October 23, 2013
The People of the State of New York, respondent,
Darren Elie, appellant. Ind. No. 9390/09
Lynn W. L. Fahey, New York, N.Y. (Casey Rose Scott of counsel), for appellant.
Charles J. Hynes, District Attorney, Brooklyn, N.Y. (Leonard Joblove, Thomas M. Ross, and Andres Palacio of counsel), for respondent.
RANDALL T. ENG, P.J., RUTH C. BALKIN, PLUMMER E. LOTT, SHERI S. ROMAN, JJ.
DECISION & ORDER
Appeal by the defendant from a judgment of the Supreme Court, Kings County (Gary, J.), rendered June 8, 2011, convicting him of assault in the second degree, assault in the third degree, and petit larceny, upon a jury verdict, and imposing sentence.
ORDERED that the judgment is affirmed.
The defendant was charged with various crimes arising out of two incidents that occurred in September 2009 in the Windsor Terrace section of Brooklyn. With respect to the first incident, which resulted in the defendant's conviction of assault in the third degree, the defendant contends that the evidence was not legally sufficient to establish that the complainant suffered "physical injury" (Penal Law §§ 10.00; 120.00). This contention is unpreserved for appellate review (see CPL 470.05) and, in any event, without merit. Viewing the evidence in the light most favorable to the prosecution, we find that it was legally sufficient to establish the defendant's guilt beyond a reasonable doubt with respect to the conviction of assault in the third degree, as the People presented sufficient evidence showing that the victim suffered substantial pain, which is defined in the Penal Law as meaning "physical injury" (Penal Law §§ 10.00; 120.00; see People v Chiddick, 8 N.Y.3d 445, 447-448; People v Contes, 60 N.Y.2d 620, 621; People v Monserrate, 90 A.D.3d 785, 787-788). Moreover, in fulfilling our responsibility to conduct an independent review of the weight of the evidence (see CPL 470.15; People v Danielson, 9 N.Y.3d 342), we nevertheless accord great deference to the jury's opportunity to view the witnesses, hear the testimony, and observe demeanor (see People v Mateo, 2 N.Y.3d 383, 410, cert denied 542 U.S. 946; People v Bleakley, 69 N.Y.2d 490, 495). Upon reviewing the record here, we are satisfied that the verdict of guilt of assault in the third degree was not against the weight of the evidence (see People v Romero, 7 N.Y.3d 633; People v Monserrate, 90 A.D.3d at 788).

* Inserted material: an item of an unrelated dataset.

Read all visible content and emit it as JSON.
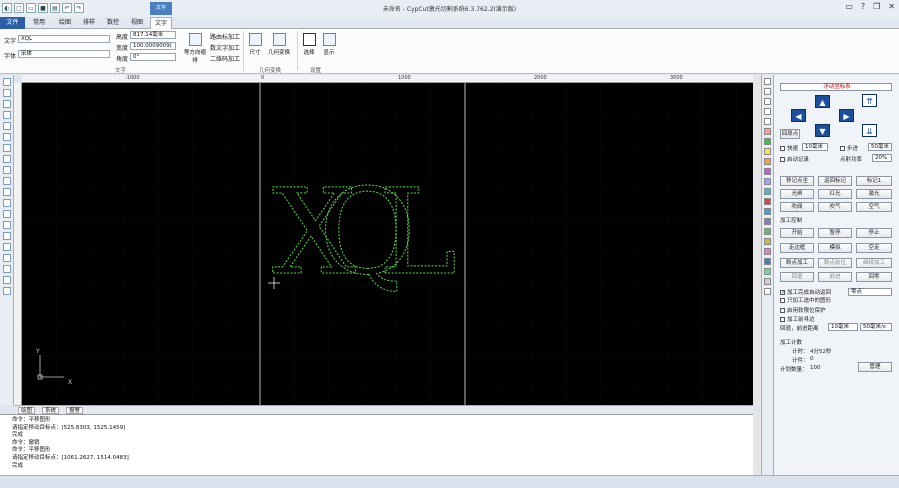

With respect to the second incident, which resulted in the defendant's conviction, inter alia, of assault in second degree, the defendant contends that the evidence was not legally sufficient to prove that he intended to cause the complainant physical injury and caused that injury by means of a knife. Viewing the evidence in the light most favorable to the prosecution, we find that it was legally sufficient to establish the defendant's guilt beyond a reasonable doubt with respect to the conviction of assault in the second degree (see People v Contes, 60 N.Y.2d at 621). Moreover, we are satisfied that the verdict of guilt of assault in the second degree was not against the weight of the evidence (see People v Romero, 7 N.Y.3d 633). The testimony as to the circumstances surrounding the second incident established the defendant's motive and intent to injure the complainant. Moreover, the testimony as to the incident itself demonstrated the defendant's central role in, and control of, the attack on the complainant. Additionally, the testimony supported the conclusion that the injury to the complainant's face occurred early in the incident, when the defendant himself struck the complainant. Finally, although no one saw the weapon, the medical records and the photographs of the complainant's face and arm, which were admitted into evidence, permitted the inference that the complainant's injuries were caused by a knife.
The defendant's contention that the Supreme Court improperly allowed the People to amend the indictment is without merit (see CPL 200.70 ). First, the amendment did not change the People's theory of the case (see People v Spann, 56 N.Y.2d 469, 473-474; People v Petterson, 103 A.D.2d 811, 812; cf. People v Gachelin, 237 A.D.2d 300, 301-302; People v Powell, 153 A.D.2d 54, 57-58). Moreover, the defendant has not shown that he was prejudiced by the amendment (see People v Lyons, 60 A.D.3d 869, 870; People v Hood, 194 A.D.2d 556, 557; People v Petterson, 103 A.D.2d at 812).
ENG, P.J., BALKIN, LOTT and ROMAN, JJ., concur.